Erdoğan, "Türkiye'nin kamuoyunun haber alma özgürlüğüne hizmet edecek medyaya ihtiyacı var, Türkiye'nin her çeşit düşünceyi savunacak analiz yapacak, kavram üretecek aydınlara da ihtiyacı var ama daha önemlisi Türkiye'nin birliğini, beraberliğini korumaya, geleceğini güvence altına almaya ihtiyacı var. Siyasi partiler de, medya da, aydınlar da milletimizin bu ortak beklentisine cevap verebildikleri katkı sağlayabildikleri oranda anlamlıdır. Kendi milletine, onun değerlerine, gelecek hedeflerine düşmanlık eden partilerle, medyayla, aydınlarla katedebileceğimiz yol, yönelebileceğimiz bir mevzi yoktur. İlkesiz bir şekilde, işine geldiğinde terör örgütüne destek veren, işine geldiğinde hükümeti, polisi, askeri suçlayan, kendi ülkesini yabancılara şikayet eden bir siyaset anlayışını kabul edemeyiz. Dünyanın hiçbir yerinde ne siyasetçilerin ne medyanın ne de aydınların kendi ülkesinin, devletinin aleyhinde yalanla, iftira ile, çarpıtmayla gerçek dışı algılar oluşturarak çalışma hakkı yoktur. Bu demokrasi ve özgürlük meselesi değildir bu kendi ülkesi ve milletine yabancılaşma, ihanet sorunudur. Al bayrağa sarılı tabutlarını omuzlarımızda taşıyarak aziz bedenlerini toprağa verdiğimiz her şehidimizin acısı yüreğimizi yaksa da milletimiz müsterih olsun diyorum. Bugüne kadar nice badirelerin üstesinden gelmeyi başaran Türkiye, bölücü terör meselesini de Allah'ın izniyle çözecektir. Devlet çarkı biraz ağır işler ama bu çark bir dönmeye başladığında da önünde hiçbir gücün, örgütün, çetenin, algı operasyonun durabilmesi mümkün değildir. Devletimiz, askeriyle, polisiyle, istihbaratıyla, bölücü terör örgütünün ve onun uzantılarının üzerine gidiyor” dedi.

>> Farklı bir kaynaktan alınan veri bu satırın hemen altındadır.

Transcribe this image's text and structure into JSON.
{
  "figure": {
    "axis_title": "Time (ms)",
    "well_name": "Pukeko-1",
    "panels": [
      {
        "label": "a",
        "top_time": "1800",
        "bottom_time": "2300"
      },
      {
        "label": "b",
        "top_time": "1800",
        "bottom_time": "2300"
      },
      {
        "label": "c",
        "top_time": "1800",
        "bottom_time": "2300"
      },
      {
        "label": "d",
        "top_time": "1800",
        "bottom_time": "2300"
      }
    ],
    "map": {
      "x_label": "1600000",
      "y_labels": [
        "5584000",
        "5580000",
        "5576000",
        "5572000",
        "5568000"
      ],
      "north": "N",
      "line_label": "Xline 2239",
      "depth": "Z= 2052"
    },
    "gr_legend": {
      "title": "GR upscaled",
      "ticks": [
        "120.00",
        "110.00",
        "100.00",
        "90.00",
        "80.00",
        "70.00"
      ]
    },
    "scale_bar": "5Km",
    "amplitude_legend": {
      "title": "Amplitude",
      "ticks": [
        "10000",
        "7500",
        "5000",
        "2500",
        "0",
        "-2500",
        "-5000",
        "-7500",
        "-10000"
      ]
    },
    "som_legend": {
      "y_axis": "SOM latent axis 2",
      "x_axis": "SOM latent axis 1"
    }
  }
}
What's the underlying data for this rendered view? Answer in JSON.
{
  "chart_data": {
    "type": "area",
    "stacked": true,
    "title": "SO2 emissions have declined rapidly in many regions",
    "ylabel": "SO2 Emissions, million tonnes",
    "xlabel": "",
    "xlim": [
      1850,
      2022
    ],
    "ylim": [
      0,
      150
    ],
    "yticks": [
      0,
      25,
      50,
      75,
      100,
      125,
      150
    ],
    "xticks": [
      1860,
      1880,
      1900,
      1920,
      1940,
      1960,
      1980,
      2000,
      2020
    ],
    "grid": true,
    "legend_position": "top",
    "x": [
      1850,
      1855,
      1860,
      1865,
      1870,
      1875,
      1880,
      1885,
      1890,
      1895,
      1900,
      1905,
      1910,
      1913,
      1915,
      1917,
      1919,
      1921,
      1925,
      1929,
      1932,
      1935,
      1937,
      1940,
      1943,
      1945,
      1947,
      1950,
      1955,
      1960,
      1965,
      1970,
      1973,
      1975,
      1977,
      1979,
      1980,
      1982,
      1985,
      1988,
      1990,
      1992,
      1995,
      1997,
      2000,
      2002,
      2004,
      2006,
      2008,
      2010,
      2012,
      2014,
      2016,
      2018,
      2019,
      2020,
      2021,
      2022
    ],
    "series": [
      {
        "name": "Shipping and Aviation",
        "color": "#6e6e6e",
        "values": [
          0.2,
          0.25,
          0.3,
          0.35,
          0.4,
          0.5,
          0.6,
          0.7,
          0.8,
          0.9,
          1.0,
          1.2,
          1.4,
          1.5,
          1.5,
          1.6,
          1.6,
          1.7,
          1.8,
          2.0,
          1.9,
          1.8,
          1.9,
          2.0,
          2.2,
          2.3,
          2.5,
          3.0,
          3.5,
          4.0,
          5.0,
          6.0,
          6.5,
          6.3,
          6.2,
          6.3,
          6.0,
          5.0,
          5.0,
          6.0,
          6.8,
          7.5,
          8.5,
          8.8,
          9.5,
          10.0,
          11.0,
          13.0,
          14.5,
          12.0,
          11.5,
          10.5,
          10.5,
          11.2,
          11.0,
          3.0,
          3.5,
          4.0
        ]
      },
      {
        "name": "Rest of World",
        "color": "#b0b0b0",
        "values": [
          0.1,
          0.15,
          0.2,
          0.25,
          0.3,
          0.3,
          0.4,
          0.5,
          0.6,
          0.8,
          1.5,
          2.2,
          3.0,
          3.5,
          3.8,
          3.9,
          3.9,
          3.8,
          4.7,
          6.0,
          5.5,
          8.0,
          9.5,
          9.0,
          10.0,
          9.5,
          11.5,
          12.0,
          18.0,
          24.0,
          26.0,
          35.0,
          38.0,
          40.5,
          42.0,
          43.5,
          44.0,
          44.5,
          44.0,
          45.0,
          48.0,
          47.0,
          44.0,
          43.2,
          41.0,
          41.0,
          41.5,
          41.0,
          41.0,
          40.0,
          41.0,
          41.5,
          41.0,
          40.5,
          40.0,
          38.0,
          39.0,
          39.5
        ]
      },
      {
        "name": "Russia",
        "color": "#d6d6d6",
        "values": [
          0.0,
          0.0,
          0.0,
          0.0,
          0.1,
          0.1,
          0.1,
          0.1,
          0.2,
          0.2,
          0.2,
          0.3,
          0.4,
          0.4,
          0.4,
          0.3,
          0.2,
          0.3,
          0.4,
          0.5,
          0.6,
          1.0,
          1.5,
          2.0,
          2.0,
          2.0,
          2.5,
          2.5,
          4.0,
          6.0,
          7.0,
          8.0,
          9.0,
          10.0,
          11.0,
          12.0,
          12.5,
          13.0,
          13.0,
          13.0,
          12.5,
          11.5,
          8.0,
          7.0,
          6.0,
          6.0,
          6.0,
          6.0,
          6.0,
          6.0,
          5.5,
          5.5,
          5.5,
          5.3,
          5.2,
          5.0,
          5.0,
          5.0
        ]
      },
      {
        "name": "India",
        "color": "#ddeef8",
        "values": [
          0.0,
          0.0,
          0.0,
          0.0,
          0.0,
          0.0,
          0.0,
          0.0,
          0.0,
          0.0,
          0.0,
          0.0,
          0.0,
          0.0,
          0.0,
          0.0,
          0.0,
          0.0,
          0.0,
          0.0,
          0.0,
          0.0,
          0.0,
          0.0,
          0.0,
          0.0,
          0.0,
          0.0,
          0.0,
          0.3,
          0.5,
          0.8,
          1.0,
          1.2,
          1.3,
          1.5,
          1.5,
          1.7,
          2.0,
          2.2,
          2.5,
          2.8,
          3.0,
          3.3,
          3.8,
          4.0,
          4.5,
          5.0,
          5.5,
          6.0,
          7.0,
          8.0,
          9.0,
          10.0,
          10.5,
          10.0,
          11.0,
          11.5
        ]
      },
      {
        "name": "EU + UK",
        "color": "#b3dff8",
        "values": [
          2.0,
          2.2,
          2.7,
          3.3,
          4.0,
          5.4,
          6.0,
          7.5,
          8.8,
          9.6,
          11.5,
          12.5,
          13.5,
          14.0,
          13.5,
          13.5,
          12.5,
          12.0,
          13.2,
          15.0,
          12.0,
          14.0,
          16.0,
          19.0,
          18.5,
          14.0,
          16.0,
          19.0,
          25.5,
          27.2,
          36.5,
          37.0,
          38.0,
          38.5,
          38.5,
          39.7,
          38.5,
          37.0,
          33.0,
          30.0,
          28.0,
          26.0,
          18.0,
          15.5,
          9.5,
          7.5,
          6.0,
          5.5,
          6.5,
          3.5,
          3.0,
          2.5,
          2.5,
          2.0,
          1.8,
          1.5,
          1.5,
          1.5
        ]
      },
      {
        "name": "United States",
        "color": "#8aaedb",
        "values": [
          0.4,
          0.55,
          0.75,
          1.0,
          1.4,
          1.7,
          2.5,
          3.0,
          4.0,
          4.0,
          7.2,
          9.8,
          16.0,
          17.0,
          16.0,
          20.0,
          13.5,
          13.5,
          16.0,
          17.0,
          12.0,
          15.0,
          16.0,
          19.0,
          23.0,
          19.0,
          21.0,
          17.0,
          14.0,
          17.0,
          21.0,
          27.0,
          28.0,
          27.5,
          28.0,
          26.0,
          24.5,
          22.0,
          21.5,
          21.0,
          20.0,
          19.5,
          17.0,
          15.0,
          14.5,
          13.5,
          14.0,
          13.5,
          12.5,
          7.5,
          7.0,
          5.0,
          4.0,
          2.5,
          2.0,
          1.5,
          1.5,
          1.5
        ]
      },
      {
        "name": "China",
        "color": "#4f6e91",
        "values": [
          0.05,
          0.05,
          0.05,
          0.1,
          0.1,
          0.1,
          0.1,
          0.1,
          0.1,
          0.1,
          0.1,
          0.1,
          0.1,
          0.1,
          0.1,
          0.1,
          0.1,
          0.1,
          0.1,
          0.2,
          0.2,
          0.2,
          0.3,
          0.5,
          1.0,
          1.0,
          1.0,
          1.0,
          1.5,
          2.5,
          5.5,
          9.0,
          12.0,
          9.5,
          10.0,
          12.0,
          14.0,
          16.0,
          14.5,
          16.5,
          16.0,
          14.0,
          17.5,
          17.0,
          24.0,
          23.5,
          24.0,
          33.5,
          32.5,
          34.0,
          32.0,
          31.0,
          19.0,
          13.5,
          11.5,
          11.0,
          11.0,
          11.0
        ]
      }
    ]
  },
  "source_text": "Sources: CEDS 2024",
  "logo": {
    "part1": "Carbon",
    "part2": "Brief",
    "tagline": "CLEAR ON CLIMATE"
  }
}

"ŞU ANA KADAR ÖRGÜTE YURT İÇİNDE VE YURT DIŞINDA ÇOK CİDDİ ZARARLAR VERİLDİ"

"Şu ana kadar örgüte yurt içinde ve yurt dışında çok ciddi zararlar verildi" diyen Erdoğan, "Son gelişmeler zaten biraz da onun paniğidir. Yapılan operasyonlarda örgütün verdiği kayıplar binlerle ifade ediliyor. Örgütün yurt içinde yapılanması konusunda da önemli çalışmalar yürütülüyor. Güvenlik güçlerimizin ve adalet teşkilatımızın çalışmalarıyla bu yapı da çökertilecektir. Şehitlerimizin acıları yüreklerimizi dağladığı kadar bize yürüttüğümüz mücadelede çok büyük bir güç de veriyor. Vatandaşlarımızdan sağduyularını, metanetlerini muhafaza etmelerini özellikle rica ediyorum. Bizim mücadelemiz sadece ve sadece terörizme, teröriste karşıdır. Ekmeğinin peşinde olan, terörle, teröristle hiçbir işi olmayan herhangi bir vatandaşımızın zarar görmesi bizi en az şehitlerimiz kadar üzüntüye boğar. Vatandaş olarak güvenlik güçlerimize yardımcı olarak, hukukun işlemesine katkı sağlayarak, tahriklere, provokasyonlara asla gelmeyerek üzerimize düşenleri yerine getirmiş oluruz diye düşünüyorum. Bunun dışındaki her yol ve yöntemin birliğimize, beraberliğimize, kardeşliğimize yönelik bir saldırı olduğumuzu unutmamalıyız" ifadelerini kullandı. 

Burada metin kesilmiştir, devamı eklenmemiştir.